Ed allora, che durante la conversazione, “fanno capolino” altre due parole, importanti, belle, profonde, sulle quali, forse, sarebbe anche bene soffermarci, proprio in questo periodo di Natale, di attesa, proprio. Speranza e Misericordia. Certo, sono di solito – almeno come vengono usate,   molte volte – riconducibili al “vocabolario quaresimale-pasquale”, mentre invece – dai racconti del carcere di padre Vittorio – sembra quasi che potrebbero benissimo far da sfondo all’intera intervista, che gentilmente ci ha rilasciato, in questo periodo di feste natalizie. E’ la speranza a toccare i detenuti, una volta usciti. La speranza di ricrearsi una vita, avendo sperimentato la Misericordia, che altro non è “l’esperienza fatta di Dio, che divine vita per noi”. Così precisa padre Vittorio, e aggiunge: “Se c’è un luogo dove poter e dover parlare di speranza, è proprio qui, nel carcere, dove molte volte si sperimenta la presenza ardente di Cristo”.

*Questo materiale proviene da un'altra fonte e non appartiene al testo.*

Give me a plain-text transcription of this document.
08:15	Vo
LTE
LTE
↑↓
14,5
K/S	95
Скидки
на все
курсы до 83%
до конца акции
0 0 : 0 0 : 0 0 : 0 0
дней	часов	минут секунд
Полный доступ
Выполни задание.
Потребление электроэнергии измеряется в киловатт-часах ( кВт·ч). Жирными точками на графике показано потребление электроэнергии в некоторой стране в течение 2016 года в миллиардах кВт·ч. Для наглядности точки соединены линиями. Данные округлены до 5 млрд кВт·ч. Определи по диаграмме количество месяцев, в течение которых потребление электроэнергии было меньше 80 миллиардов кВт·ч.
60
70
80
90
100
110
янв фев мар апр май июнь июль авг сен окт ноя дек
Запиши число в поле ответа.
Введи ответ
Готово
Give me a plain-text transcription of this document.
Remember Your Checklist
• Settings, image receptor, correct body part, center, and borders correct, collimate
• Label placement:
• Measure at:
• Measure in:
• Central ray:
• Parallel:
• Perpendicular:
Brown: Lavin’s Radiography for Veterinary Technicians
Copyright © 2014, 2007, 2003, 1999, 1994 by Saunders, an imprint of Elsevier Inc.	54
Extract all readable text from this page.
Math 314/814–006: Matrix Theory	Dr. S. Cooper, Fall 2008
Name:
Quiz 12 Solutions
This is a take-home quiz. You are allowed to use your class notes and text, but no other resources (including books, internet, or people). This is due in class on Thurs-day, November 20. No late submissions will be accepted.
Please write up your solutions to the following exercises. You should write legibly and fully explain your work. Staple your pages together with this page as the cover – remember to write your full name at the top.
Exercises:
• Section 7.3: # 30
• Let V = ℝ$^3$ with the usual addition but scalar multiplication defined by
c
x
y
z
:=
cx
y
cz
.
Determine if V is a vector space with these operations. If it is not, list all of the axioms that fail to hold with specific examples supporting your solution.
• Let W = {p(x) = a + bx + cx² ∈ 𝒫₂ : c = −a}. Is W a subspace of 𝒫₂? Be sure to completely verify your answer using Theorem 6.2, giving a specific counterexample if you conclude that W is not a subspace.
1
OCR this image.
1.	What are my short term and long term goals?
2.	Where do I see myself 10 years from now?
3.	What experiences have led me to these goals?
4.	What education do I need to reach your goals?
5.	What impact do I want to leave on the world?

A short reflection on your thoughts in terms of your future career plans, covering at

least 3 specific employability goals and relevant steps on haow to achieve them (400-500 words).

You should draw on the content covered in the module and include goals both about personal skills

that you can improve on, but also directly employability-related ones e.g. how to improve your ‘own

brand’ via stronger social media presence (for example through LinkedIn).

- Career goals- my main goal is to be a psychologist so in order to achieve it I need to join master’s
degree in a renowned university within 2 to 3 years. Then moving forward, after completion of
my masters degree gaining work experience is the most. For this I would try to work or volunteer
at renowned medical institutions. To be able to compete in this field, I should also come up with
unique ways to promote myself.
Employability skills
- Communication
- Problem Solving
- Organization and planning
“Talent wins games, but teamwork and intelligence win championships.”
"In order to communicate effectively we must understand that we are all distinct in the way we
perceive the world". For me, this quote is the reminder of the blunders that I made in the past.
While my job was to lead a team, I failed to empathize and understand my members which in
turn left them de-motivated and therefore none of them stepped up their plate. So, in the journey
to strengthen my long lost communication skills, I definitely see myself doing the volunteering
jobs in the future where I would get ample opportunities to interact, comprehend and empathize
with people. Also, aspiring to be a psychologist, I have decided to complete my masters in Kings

I temi trattati sono infiniti, in un’ora di conversazione. Tra questi, anche un altro impegno che – in una certa misura – ci riconduce alla memoria quel Giuseppe, padre di Gesù, in cammino, che cerca una dimora per la sua famiglia, dopo la nascita del “piccolo Gesù”. Parliamo de “La casa del papà”, una struttura di accoglienza per i padri che si trovano nella condizione di vedere i propri figli ricoverati all’Ospedale pediatrico “Bambin Gesù” di Roma, polo medico di eccellenza per l’Infanzia. In questi mesi, sono stati già ospitati oltre 120 papà. Il più lontano è arrivato dall'Afghanistan, ma anche da Grecia, Libia, Albania e soprattutto dal sud Italia. Nessun’altra festa, come quella del Natale, in fondo, ci richiama al valore, al senso della famiglia. E quest’anno, grazie a questa casa di accoglienza, molte, potranno viverlo, unite, riscaldate dall’amore di diversi volontari. Magari di fronte a un albero, colmo di luci di speranza, come quello regalato da padre Vittorio a chi presta servizio verso chi ha bisogno.